The owners are greedy. Most of them won't open up their books. The Green Bay Packers, a publicly owned team in Wisconsin, has their books on public record obviously. The Packers do not struggle at the gate; never have and never will. If they, in a so-called (in baseball terms) "small market" do well, then you know teams like Dallas, both New York teams, New England, Chicago, Philadelphia, Washington and Pittsburgh DEFINITELY aren't. Nor are the Chiefs, Saints (even during Katrina they made out well -- playing a home game in East Rutherford, New Jersey vs. the Giants) and Titans. Enough already. Stop being greedy and continue to share the revenue 60/40 with the players. They generate the revenue by playing and they're not COMPLETELY expendable, disposable commodities for the team to exploit for strictly financial gain. The owners have a dozen revenue streams: starting with the lucrative TV contracts, the gate, concessions, PSLs, parking, jersey sales and many others that you would not know without checking into the books of each team. Players' salaries barely compose 50% of what the actual REVENUE GENERATED for the top 10 teams, so why are they haggling to the point of risking a salary cap-less 2010 season and a potential lockout in 2011? The NFL cannot afford a lockout. It nearly ruined baseball, and the NBA certainly didn't need it coming off of Jordan's second retirement in 1998. At the absolute apex of its popularity, there is no need for this. Not that it would sink the sport to its absolute nadir as it did with the NHL, but the main sticking point is the owners' contention that the players are getting the 61% share of revenue. They conceded in the last deal and exercised their option last May to void the deal currently in place a year early. They are tired of sharing that percentage of the revenue with the players. This is what Gene Upshaw (RIP) fought 25 years for. The players should be eternally grateful.
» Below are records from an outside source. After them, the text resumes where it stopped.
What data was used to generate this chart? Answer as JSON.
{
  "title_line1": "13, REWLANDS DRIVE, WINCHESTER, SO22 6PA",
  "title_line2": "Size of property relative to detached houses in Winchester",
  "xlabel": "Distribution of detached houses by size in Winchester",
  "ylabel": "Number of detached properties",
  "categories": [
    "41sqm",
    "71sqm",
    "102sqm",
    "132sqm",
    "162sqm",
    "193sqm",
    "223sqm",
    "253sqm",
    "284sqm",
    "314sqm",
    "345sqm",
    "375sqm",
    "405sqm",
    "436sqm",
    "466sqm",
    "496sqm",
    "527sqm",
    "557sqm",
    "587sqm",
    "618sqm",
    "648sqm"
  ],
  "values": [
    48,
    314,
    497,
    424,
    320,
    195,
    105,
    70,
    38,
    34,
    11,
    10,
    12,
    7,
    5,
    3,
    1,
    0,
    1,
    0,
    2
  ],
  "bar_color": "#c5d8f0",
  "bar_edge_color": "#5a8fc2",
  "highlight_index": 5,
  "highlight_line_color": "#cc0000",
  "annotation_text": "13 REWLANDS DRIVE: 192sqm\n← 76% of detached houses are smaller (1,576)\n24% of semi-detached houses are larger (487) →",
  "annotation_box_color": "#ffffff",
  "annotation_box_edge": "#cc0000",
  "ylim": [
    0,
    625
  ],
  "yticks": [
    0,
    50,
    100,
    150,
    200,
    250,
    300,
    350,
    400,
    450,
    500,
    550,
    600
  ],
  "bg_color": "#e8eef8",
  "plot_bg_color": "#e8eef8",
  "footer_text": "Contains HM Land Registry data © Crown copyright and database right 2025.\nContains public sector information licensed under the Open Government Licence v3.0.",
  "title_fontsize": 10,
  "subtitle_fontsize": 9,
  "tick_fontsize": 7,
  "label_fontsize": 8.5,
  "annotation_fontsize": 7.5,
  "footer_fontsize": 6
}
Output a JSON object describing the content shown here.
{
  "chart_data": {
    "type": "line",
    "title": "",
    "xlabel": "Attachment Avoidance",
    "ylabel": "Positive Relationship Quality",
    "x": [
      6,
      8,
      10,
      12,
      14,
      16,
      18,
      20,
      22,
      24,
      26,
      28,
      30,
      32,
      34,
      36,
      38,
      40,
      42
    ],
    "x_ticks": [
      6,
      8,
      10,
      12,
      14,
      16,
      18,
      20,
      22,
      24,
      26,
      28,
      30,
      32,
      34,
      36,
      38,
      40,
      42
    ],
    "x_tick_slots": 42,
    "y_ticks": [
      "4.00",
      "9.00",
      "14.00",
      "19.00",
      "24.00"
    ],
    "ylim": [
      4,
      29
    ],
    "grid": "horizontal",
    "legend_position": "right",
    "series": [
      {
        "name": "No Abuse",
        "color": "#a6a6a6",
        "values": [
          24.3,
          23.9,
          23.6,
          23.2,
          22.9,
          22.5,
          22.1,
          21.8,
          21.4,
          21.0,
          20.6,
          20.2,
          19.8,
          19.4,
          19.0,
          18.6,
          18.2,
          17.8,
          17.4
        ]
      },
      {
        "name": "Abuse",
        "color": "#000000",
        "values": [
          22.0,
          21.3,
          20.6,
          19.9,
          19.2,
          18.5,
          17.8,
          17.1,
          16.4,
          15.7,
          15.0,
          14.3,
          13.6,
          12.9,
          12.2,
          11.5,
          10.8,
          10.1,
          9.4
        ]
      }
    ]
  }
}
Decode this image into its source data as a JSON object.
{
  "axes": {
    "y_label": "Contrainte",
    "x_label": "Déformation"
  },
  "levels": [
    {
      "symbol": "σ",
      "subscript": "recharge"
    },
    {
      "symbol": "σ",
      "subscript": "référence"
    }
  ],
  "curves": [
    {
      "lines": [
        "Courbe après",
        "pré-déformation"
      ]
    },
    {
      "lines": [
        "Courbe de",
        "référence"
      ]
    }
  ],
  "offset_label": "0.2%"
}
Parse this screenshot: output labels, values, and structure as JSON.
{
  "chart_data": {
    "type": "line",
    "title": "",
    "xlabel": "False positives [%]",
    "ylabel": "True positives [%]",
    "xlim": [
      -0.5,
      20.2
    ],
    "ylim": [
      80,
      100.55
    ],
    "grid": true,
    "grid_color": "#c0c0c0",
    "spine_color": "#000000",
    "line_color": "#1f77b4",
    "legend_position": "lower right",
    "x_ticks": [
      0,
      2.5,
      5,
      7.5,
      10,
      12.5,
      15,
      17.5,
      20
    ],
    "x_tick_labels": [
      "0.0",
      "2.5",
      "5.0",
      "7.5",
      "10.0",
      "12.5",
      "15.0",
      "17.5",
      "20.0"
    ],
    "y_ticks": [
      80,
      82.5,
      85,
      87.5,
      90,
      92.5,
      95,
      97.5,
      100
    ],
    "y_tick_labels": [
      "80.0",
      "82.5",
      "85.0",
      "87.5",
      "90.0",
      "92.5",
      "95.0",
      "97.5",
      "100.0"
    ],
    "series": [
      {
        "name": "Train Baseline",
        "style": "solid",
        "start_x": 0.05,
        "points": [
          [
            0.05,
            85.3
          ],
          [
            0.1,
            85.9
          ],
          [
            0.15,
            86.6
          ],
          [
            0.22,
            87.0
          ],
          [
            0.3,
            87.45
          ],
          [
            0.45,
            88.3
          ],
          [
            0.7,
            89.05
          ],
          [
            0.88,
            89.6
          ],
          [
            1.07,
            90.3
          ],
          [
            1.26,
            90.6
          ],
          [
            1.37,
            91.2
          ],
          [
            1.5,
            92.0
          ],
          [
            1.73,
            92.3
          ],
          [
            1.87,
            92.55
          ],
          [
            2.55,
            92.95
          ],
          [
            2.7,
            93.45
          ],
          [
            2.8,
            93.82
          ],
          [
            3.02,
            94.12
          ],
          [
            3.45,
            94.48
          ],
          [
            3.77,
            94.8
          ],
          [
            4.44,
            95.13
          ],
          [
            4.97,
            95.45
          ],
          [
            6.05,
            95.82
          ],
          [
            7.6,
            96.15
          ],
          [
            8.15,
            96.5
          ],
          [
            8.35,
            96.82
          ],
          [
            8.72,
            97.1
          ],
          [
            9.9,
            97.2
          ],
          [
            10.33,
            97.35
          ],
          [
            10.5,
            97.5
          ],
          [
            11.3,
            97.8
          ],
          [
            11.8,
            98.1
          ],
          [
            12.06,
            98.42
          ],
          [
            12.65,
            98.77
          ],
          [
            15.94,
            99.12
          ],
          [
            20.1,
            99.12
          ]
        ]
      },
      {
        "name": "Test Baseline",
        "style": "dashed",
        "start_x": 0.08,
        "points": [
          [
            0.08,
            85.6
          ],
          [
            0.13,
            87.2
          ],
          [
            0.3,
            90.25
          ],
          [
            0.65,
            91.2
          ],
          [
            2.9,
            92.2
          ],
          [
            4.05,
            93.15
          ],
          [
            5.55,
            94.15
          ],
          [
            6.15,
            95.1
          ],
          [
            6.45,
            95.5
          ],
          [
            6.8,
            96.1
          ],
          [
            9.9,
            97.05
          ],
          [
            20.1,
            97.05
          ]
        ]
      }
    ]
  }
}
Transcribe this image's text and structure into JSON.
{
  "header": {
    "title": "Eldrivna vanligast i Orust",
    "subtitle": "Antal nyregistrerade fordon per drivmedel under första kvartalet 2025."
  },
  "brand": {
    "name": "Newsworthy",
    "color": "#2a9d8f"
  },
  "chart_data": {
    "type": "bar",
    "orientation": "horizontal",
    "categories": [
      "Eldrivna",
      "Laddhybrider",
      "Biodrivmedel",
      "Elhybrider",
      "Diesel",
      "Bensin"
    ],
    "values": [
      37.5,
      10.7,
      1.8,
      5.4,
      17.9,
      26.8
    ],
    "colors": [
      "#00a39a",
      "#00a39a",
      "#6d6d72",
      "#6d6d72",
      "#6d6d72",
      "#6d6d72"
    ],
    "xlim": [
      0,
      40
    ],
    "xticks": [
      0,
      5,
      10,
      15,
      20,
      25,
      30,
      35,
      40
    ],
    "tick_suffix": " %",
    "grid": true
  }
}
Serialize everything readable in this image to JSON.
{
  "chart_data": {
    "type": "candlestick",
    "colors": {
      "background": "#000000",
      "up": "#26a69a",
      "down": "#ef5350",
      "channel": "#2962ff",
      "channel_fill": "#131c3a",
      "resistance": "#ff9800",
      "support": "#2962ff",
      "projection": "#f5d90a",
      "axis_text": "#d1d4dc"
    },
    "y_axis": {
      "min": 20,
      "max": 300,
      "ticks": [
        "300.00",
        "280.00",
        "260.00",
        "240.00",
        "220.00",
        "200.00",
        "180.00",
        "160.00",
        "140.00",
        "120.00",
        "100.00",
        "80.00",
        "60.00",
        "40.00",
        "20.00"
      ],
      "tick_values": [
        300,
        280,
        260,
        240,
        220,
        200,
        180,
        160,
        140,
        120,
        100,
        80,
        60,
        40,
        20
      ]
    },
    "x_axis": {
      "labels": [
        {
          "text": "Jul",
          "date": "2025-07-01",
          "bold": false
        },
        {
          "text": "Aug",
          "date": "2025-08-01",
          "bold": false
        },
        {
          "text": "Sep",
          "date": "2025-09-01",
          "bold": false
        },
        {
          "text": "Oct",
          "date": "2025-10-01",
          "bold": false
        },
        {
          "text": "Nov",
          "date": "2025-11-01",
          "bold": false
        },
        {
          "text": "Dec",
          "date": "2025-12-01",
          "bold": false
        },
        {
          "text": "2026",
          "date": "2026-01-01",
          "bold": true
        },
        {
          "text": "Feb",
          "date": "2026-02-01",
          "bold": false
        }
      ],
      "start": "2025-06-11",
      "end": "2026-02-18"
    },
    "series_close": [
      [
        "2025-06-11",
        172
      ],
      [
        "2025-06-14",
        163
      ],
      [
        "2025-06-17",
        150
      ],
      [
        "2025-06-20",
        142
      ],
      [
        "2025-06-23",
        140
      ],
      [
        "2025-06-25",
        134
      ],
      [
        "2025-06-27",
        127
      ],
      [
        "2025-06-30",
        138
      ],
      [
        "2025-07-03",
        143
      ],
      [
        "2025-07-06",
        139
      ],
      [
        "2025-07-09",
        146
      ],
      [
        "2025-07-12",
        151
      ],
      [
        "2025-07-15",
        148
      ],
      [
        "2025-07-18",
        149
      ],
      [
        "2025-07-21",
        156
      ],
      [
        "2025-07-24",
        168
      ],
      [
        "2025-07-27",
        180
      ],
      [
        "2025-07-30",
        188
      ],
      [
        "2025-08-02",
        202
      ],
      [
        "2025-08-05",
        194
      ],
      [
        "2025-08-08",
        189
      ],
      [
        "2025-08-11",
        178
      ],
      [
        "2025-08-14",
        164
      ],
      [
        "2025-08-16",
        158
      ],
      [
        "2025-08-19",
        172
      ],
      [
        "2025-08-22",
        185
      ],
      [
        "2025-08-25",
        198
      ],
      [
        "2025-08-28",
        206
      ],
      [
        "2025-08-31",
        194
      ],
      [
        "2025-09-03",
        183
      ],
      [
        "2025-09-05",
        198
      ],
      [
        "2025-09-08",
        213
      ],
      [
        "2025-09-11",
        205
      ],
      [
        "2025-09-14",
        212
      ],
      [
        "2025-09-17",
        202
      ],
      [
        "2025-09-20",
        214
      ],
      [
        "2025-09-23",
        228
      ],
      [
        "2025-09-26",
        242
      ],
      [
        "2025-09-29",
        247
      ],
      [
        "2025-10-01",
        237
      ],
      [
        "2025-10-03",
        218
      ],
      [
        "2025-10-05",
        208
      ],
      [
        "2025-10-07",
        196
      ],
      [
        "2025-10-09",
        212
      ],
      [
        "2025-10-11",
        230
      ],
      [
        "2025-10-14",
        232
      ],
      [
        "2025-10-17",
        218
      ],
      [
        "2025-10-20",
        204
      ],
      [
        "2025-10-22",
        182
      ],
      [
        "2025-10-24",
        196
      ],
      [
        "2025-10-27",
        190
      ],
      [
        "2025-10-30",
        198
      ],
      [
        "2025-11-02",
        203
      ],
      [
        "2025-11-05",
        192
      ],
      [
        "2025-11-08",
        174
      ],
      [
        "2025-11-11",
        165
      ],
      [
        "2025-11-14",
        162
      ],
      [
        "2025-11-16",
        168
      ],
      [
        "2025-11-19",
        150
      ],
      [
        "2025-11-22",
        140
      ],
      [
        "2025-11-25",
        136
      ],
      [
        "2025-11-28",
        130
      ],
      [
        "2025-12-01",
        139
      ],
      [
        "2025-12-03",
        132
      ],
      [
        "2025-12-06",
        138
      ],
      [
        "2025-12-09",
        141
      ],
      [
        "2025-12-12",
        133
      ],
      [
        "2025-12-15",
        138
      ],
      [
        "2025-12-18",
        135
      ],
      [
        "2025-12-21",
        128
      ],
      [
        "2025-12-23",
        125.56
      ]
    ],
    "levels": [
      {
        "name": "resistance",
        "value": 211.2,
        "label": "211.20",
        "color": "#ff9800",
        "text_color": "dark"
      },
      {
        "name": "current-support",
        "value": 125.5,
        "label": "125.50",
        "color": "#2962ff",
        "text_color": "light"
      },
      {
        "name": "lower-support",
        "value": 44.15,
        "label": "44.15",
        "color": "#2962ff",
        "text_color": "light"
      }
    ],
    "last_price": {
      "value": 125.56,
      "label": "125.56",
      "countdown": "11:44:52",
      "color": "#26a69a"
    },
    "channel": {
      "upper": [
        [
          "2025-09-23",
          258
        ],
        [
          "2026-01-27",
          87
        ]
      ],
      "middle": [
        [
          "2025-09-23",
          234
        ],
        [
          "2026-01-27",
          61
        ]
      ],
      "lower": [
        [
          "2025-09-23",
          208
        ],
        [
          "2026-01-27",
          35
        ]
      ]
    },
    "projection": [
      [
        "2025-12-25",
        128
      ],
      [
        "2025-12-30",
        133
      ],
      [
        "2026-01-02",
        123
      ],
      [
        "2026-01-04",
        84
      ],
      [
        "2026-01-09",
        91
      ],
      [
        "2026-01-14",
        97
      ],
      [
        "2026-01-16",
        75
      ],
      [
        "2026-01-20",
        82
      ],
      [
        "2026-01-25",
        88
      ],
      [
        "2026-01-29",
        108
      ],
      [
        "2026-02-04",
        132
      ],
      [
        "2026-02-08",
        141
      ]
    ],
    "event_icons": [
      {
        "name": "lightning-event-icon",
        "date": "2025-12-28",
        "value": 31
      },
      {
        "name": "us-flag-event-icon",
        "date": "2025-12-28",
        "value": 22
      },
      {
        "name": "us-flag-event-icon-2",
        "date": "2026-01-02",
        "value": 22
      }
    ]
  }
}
The owners would have it that they would get 50/50 share or even a MAJORITY of the revenue. How? Why? The players are what make the league. Even as the NFL itself is in the owners' pockets (listen to Commissioner Roger Goodell's statements whenever he speaks -- he represents the OWNERS' BEST INTERESTS, do not be deceived; he is not a mediator between the NFLPA and the Owners).

The NFL tries so hard to curtail celebration by players, to keep the players faceless so they don't become marketable like NFL and (to an extent) MLB players are. No removing helmets, (basically) no celebrating in the end zone, no taunting, and that means more revenue for the owners -- not the players. This also proves the esoteric point that the owners would have you believe; and that is the players come and go and therefore they should not get 60% of the revenue generated.

I wholeheartedly disagree with the owners and they need to come off the BS before we have a DISASTER in the fall of 2011.